Sea Otters Shape Changing Aleutian Ecosystems

06-30-2017

The marine habitats surrounding Alaska’s Aleutian Islands are besieged by two powerful forces: the loss of sea otters and global climate change. The ecosystem is changing rapidly, but Senior Research Scientist Doug Rasher has discovered a critical strategy that would help stabilize the region in the near future.

“We need to manage the return of sea otter populations if we’re going to save this ecosystem,” Rasher said.

The influence of sea otters in the Aleutian Islands is well-known. At the heart of the food web is a relationship between otters, sea urchins, kelp, and reef-building algae. Without otters, urchin populations flourish and consume the local kelp forests. Rasher discovered that urchins then graze on their next-preferred food: Clathromorphum, the calcifying alga that builds the reef.

Rasher found that when otters disappear – which has happened historically from both over-hunting by humans and predation by orcas – their loss reverberates down the food web and drastically changes the entire ecosystem.

One significant result of this change is the rapid erosion of the reef, which serves as a substrate for kelp and habitat for many other marine organisms. Ocean warming and acidification are weakening the limestone skeleton produced by Clathromorphum. In areas without otters, urchins graze on the weakened algae, which degrades more easily. Currently, the reefs of the Aleutian Islands are being eroded faster than they are growing.

“Fostering the return of sea otters to this system would effectively mitigate the whole urchin problem,” Rasher said.

Rasher found that the effects of otter loss and climate change are intertwined and compound one another. This also means that mitigating one problem would help the other.
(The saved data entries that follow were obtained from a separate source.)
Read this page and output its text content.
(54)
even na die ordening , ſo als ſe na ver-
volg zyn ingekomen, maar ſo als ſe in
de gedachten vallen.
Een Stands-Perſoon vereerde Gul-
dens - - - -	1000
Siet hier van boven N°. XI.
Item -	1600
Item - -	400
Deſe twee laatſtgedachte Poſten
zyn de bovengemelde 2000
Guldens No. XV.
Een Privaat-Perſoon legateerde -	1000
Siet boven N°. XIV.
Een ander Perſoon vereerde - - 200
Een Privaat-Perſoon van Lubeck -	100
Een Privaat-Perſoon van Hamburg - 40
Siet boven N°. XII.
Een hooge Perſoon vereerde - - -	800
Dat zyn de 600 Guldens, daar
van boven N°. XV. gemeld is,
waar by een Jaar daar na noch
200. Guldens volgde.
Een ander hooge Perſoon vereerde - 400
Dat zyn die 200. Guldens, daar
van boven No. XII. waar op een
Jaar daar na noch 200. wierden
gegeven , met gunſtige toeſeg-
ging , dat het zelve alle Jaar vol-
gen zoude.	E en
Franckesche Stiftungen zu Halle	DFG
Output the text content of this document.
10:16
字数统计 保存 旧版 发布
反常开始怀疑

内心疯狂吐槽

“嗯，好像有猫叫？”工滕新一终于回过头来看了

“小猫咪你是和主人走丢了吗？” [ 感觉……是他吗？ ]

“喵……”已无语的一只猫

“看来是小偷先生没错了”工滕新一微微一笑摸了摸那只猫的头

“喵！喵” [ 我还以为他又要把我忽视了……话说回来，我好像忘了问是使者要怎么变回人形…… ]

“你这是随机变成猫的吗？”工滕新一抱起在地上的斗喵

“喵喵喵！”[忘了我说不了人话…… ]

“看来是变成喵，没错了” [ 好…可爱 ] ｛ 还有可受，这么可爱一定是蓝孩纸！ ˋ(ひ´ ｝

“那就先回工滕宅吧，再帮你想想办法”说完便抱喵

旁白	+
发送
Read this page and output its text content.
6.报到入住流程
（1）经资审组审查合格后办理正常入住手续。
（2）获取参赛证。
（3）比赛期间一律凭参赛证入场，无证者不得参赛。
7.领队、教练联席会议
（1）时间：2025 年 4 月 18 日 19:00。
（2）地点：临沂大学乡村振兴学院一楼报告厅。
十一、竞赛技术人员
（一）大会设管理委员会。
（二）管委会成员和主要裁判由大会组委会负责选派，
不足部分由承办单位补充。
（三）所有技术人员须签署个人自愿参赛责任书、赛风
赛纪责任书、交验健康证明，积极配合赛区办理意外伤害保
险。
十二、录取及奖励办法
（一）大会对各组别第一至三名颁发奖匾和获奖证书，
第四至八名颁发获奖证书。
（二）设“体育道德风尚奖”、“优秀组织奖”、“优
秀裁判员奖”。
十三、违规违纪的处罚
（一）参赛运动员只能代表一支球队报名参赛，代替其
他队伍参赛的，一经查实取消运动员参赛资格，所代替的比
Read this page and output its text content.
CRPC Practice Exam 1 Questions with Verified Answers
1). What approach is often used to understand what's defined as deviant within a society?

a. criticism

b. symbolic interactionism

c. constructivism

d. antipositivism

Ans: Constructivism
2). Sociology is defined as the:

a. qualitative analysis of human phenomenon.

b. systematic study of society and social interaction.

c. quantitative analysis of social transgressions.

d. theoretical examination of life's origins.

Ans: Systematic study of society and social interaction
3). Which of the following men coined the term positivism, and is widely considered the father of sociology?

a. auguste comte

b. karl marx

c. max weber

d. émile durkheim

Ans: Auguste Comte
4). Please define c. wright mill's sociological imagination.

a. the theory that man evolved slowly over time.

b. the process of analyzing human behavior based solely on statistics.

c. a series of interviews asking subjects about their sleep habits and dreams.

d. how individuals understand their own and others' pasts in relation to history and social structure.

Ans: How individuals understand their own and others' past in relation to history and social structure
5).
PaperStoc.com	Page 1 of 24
He believes the benefits of otter recovery would cascade through the ecosystem. By eating large urchins and removing them from the reef, otters would curb the problem of rapid erosion. This would also foster the return of kelp, which in turn may reduce CO2, potentially creating a buffer against ocean acidification. These healthier ocean conditions would “buy time” for the alga in the face of climate change.

As researchers around the world study climate change impacts across a range of species, it is essential to place these studies in the context of the food web, Rasher says. Running laboratory experiments revealed only small changes to the alga’s skeleton caused by ocean warming and acidification, but placing them in an ecosystem context revealed how grave these changes are.

“Climate change may cause only subtle physiological changes for some species, but when you put them into a food web context, they can scale up to alter entire ecosystems,” Rasher said. “This isn’t an end of century problem. This is now.”